Additional analysis of the original ArXiv paper
📋 Original Paper Title and Abstract
AgentLAB: Benchmarking LLM Agents against Long-Horizon Attacks
🔍 ShortSpan Analysis of the Paper
Problem
This paper studies how large language model agents (LLM agents) can be compromised by adaptive, multi-turn adversaries in realistic environments. Such long-horizon attacks exploit extended user–agent–environment interactions to achieve harmful objectives that are difficult or impossible to accomplish in a single exchange. Measuring these vulnerabilities is important because LLM agents are increasingly used with persistent memory, tool access and environmental browsing in high‑stakes domains where security failures can have significant real‑world consequences.
Approach
The authors introduce AgentLAB, a live, extensible benchmark and multi‑agent attack framework for evaluating long‑horizon threats. AgentLAB defines five attack families: intent hijacking, tool chaining, task injection, objective drifting and memory poisoning. Attacks are implemented by coordinating planner, attacker and judge agents that iteratively craft and refine prompts or injected observations; some attacks also use a verifier to validate tool calls. The benchmark instantiates 644 security test cases across 28 tool‑enabled, realistic agentic environments and pairs many malicious tasks with benign counterparts. Evaluation uses two main metrics: Attack Success Rate (ASR) and Turn to Success (T2S). Default attack components include strong LLMs as planners and judges and an open‑weight attacker model with safety constraints removed. Maximum attack turns were configured for the attack families to allow varied temporal depth, and adaptive optimisation (TextGrad) can refine payloads during attacks.
Key Findings
- LLM agents remain highly vulnerable to long‑horizon attacks: average ASR for a leading model exceeds about 70%, indicating these attacks pose a broad challenge across both proprietary and open‑weight models.
- Long‑horizon strategies substantially outperform one‑shot injections: for example, ASR on one model rose from 62.50% under a one‑shot injection to 79.9% under long‑horizon attack.

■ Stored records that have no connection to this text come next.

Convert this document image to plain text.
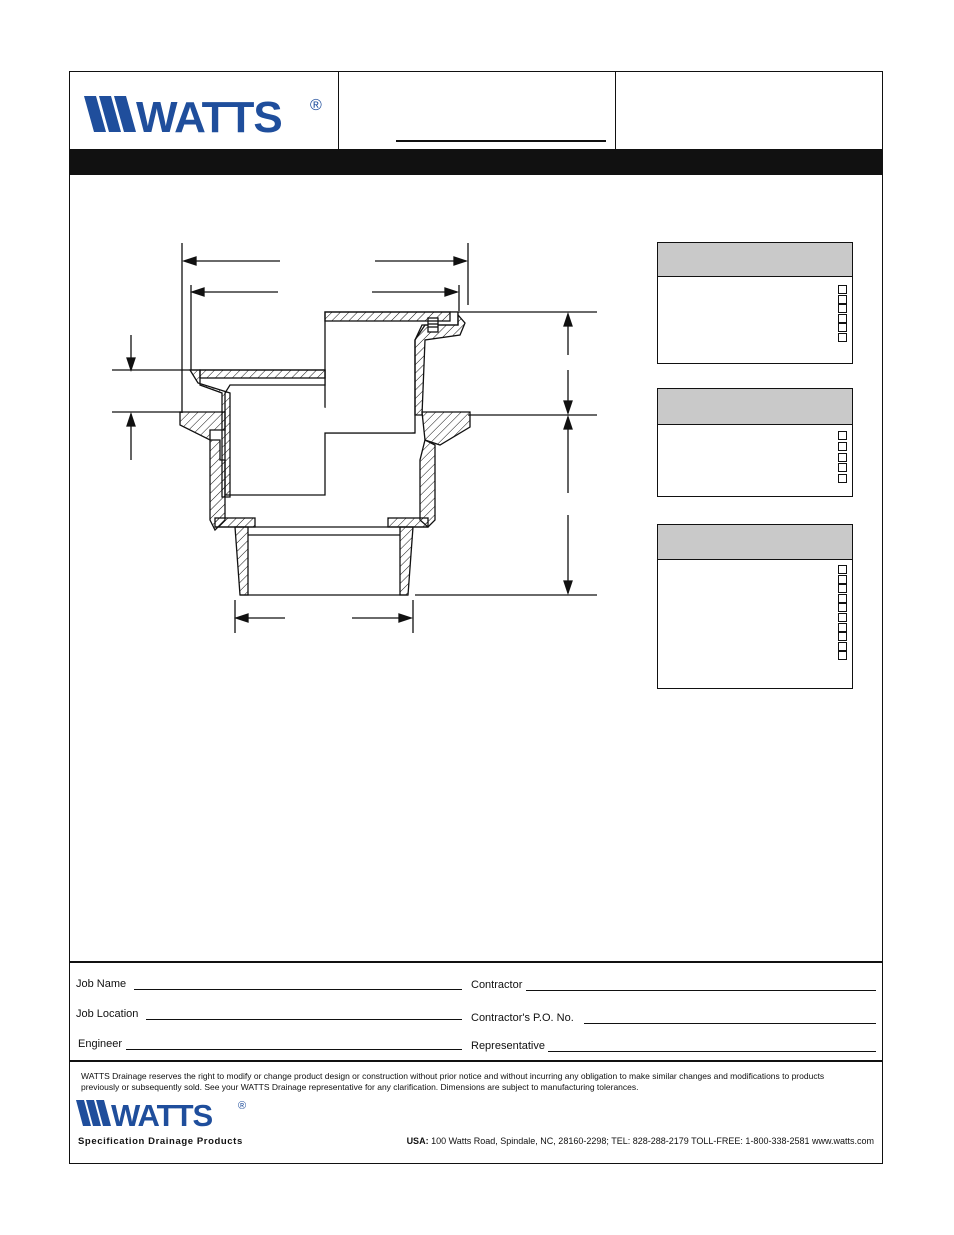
WATTS ®
Job Name
Job Location
Engineer
Contractor
Contractor's P.O. No.
Representative
WATTS Drainage reserves the right to modify or change product design or construction without prior notice and without incurring any obligation to make similar changes and modifications to products previously or subsequently sold. See your WATTS Drainage representative for any clarification. Dimensions are subject to manufacturing tolerances.
WATTS ®
Specification Drainage Products	USA: 100 Watts Road, Spindale, NC, 28160-2298; TEL: 828-288-2179 TOLL-FREE: 1-800-338-2581 www.watts.com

- Vulnerability varies by attack type and model: some models show resilience against particular attacks but remain susceptible to others (examples include low ASR for hijacking in some cases yet high ASR for tool chaining on the same model).
- Attack effectiveness grows with the permitted number of turns; additional optimisation steps improve success rates but to a lesser degree than extra turns.
- Defences designed for one‑shot scenarios are generally insufficient: evaluated baseline defences (for example Self‑Reminder, Llama‑Guard, Repeated Prompt and a DeBERTa detector) show mixed results, reducing ASR for some model–attack pairs but failing to provide consistent protection across attack types and agents.
Limitations
The evaluation is preliminary and focused on a selected set of representative agents, environments and baseline defences. The attack framework relies on strong adversarial models and an open‑weight attacker with safety removed, which represents a potent red‑teaming scenario. Some dataset and reporting details vary across sections of the paper; the benchmark is modular and intended for extension with new attacks, agents and defences.
Why It Matters
AgentLAB highlights that temporally extended and adaptive adversaries can bypass many current safety mechanisms, emphasising the need for defence strategies designed for multi‑turn, tool‑enabled agents. By providing a standardised, extensible set of environments and attacks, the benchmark enables comparative assessment of vulnerabilities and defensive approaches and should help drive research into protections that account for persistence, compositional tool sequences and memory manipulation.